I’ll begin with Chester Gap Cellars. We always looks forward to running into Bernd Jung in the tasting room at Chester Gap Cellars, and this time was no exception. In fact, Bernd conducted our tasting; of course, he began with the white wines. Viognier is a specialty at Chester Gap, and Bernd produces both a stainless steel and barrel-aged version. Paul preferred the crisp 2008 Viognier with its floral nose and fruity flavors; however, I always tend to prefer barrel-aged over stainless steel. These always seem more substantial to me, and Bernd treated us to a comparison of the 2007 Viognier Reserve and the 2008 Viognier Reserve. Both were very good, but I kept reaching for the 2007 vintage. It presented a nice integration of floral aromas, stone fruit elements and oak nuances. However, the 2008 vintage was equally nice with citrus notes and a honeyed texture. With spring in the air and summer not so far away, do try the slightly sweet 2009 Cuvee Manseng and its heady tropical fruit characteristics.
Of the red wines, we both enjoyed the fruit forward 2008 Pettit Verdot with its dark berry and tobacco/earthy characteristics. Enjoy with roasted meats, leg of lamb or on its own with strong cheeses! We enjoyed a glass after our tasting—sans food.
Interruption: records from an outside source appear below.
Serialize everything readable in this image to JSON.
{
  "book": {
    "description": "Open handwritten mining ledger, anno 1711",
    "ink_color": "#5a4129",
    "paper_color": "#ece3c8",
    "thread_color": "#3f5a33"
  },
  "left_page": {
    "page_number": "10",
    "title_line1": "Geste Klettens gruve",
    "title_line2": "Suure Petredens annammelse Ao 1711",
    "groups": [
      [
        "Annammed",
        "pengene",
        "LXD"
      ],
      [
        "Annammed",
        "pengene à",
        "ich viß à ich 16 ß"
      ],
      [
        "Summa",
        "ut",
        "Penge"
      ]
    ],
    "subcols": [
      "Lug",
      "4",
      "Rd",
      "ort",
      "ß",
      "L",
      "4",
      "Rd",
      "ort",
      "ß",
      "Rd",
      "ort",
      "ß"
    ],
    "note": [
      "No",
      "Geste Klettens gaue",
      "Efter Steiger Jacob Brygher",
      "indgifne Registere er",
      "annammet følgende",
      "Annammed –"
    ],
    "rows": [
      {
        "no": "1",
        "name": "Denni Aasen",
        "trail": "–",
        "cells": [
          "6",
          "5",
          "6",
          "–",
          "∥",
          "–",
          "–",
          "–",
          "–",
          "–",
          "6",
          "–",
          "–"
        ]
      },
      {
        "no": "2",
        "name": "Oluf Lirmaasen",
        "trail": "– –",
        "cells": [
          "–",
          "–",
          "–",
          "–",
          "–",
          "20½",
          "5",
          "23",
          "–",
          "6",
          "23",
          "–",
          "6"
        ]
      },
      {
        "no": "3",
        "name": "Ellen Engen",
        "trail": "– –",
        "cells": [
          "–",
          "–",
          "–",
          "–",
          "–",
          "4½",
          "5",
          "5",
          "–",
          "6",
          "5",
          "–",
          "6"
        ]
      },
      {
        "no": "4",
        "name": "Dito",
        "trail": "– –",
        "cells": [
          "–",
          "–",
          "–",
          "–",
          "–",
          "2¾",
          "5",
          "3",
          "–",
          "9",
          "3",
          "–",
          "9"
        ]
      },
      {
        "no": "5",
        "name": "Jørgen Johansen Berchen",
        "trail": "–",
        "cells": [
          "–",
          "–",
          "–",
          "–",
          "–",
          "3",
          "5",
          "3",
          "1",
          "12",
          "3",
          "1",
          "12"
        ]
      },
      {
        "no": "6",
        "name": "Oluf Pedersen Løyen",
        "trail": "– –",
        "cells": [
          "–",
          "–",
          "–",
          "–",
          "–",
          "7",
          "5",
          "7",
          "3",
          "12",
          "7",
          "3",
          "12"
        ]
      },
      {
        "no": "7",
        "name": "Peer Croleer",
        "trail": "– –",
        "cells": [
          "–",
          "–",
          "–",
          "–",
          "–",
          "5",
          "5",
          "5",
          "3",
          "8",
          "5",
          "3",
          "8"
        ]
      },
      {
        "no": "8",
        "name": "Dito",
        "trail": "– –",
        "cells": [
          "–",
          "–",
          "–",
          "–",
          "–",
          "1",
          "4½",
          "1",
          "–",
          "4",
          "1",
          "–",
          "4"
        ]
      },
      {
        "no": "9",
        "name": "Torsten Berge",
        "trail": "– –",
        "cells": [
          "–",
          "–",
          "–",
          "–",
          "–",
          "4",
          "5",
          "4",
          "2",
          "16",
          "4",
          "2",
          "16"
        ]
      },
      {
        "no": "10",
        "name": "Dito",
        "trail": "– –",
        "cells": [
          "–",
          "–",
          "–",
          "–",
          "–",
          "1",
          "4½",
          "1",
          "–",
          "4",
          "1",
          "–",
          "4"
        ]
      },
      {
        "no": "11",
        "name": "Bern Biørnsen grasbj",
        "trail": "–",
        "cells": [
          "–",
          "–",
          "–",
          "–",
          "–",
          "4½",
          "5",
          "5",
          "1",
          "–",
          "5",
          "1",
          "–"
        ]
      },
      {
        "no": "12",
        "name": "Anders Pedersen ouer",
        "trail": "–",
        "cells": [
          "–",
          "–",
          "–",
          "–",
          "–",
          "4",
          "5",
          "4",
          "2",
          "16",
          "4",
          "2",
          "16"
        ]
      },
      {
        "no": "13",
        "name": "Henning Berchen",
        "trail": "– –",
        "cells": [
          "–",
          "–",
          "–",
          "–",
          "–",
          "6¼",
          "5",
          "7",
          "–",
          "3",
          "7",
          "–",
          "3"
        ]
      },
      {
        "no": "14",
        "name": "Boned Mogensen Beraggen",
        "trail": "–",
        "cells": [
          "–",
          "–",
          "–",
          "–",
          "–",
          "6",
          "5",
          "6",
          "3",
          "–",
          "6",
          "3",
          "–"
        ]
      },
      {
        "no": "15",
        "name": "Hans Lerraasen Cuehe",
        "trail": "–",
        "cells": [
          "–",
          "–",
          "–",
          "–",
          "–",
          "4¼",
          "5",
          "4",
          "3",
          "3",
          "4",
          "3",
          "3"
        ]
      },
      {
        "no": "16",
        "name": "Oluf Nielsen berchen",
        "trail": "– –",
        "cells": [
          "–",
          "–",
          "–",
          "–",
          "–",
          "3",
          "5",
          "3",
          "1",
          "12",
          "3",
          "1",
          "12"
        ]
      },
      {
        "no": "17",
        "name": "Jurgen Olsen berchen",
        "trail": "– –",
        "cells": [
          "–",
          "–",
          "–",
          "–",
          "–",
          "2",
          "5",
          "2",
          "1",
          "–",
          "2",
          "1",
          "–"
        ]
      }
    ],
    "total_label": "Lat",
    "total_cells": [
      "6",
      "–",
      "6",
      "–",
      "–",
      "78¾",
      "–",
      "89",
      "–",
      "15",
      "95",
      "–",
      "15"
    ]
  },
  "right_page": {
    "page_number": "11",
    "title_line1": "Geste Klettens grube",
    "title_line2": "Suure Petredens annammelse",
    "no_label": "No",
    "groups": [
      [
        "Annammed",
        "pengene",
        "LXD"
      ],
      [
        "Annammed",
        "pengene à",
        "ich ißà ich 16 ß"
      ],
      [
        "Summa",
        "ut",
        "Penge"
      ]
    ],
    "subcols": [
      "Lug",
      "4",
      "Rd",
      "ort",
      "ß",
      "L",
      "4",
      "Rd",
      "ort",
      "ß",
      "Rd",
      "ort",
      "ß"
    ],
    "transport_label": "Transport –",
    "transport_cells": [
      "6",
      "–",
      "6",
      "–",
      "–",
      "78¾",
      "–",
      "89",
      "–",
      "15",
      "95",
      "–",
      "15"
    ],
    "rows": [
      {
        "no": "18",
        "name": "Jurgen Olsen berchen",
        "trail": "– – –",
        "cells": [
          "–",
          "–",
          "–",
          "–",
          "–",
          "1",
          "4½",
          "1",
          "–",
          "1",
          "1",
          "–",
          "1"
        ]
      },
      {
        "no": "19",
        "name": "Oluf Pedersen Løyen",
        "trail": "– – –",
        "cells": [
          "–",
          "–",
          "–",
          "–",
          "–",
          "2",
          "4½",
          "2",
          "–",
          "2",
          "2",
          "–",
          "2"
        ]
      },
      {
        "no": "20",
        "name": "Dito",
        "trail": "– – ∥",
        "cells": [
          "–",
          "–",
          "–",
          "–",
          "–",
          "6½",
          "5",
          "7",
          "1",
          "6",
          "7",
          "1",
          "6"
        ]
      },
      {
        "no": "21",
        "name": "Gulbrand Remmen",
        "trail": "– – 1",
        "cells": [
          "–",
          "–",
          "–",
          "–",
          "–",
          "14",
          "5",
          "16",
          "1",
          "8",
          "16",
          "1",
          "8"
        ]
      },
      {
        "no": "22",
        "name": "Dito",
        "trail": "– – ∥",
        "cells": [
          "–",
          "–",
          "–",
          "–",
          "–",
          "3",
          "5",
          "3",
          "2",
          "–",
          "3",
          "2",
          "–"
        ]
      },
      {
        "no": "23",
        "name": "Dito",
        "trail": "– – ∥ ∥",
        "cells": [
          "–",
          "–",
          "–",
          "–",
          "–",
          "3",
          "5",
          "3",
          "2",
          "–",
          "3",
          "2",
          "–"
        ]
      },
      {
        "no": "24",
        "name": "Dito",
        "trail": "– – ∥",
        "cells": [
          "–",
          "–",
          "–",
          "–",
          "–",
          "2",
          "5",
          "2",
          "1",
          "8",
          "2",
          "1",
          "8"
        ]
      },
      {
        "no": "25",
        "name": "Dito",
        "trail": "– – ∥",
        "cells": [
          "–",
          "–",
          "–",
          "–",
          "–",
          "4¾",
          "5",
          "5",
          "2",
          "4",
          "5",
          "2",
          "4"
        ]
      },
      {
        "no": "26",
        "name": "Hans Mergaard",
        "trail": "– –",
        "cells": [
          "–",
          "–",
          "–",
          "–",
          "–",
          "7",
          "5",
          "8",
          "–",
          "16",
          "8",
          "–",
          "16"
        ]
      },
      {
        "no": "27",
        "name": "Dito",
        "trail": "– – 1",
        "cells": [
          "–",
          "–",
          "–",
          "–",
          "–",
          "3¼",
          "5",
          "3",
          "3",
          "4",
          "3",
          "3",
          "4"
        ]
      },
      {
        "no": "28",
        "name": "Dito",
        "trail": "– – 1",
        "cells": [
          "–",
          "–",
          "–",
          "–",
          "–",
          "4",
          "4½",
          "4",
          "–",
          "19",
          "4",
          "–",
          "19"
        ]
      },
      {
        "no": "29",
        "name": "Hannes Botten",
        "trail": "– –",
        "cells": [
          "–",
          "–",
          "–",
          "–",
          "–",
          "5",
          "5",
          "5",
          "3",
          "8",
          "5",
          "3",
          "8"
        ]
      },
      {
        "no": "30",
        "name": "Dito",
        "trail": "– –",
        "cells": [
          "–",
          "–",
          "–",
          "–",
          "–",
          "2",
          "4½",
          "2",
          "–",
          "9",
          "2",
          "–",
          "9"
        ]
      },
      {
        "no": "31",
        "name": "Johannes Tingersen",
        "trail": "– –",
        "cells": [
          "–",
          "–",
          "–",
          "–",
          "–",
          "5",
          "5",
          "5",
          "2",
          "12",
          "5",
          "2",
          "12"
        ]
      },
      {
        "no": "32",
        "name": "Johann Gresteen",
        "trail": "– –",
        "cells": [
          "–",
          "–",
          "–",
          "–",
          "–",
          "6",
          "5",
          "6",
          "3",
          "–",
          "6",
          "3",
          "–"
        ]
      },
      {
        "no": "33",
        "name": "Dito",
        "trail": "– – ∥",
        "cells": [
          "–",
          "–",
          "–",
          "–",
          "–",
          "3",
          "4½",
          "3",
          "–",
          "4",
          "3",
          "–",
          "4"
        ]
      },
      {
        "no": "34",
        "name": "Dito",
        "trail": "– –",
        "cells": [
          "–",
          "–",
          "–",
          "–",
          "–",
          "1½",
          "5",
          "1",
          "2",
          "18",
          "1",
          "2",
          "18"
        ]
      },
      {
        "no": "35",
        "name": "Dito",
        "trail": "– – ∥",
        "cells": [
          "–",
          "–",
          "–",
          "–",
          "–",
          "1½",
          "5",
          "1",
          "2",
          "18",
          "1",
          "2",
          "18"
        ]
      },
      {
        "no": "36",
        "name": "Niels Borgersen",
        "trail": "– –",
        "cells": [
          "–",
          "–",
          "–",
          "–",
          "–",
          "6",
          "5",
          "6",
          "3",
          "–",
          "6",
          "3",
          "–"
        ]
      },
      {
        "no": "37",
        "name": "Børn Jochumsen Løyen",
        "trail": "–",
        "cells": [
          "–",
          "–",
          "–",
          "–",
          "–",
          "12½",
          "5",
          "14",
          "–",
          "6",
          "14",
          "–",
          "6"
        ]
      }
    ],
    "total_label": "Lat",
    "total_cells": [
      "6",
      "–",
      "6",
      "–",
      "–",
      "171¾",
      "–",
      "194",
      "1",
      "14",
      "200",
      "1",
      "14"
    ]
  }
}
We were eager to make our return to Hume Vineyards since several months had passed since our first visit. We recalled an unfinished tasting room but quality wines on the racks. This time around, we witnessed a finished facility and a crowded tasting bar; therefore, lots of things are going right at Hume Vineyards. Owner and winemaker Stephane Baldi guide us through a tasting of wines, and we were very pleased with the newly released 2010 Seyval Blanc. Crisp with a refreshing minerality, it presented notes of pear, melon and hay. Crabcakes should be served with this one! Of the reds, I was still a fan of the 2008 Detour which seems to be opening up quite nicely. Dark fruit and earthy elements prevailed here, and decanting would still be advised for those who wish to pour this one now. Chambourcin fans may be pleased with the 2010 Chambourcin, another new release at Hume Vineyards. The tasting notes suggest that this one is bold, and I will not argue with it! Big and jammy with 15.1% alcohol, it makes for an assertive wine. This was the first 2010 bottled red that we sampled, and when winemakers claim that 2010 may be the year for Virginia to rival California for big reds, this may be proof positive. Serve with big steaks and baked potatoes loaded with cheese and bacon—and then plan to hit the gym for about a week!
With spring already here and summer not so far away, think about picnic and barbeque fare with your favorite Virginia wines. Out of Virginia wine? Plan a trip to Cheaster Gap Cellars and Hume Vineyards to replenish your wine racks, and mention that Virginia Wine Time sent you.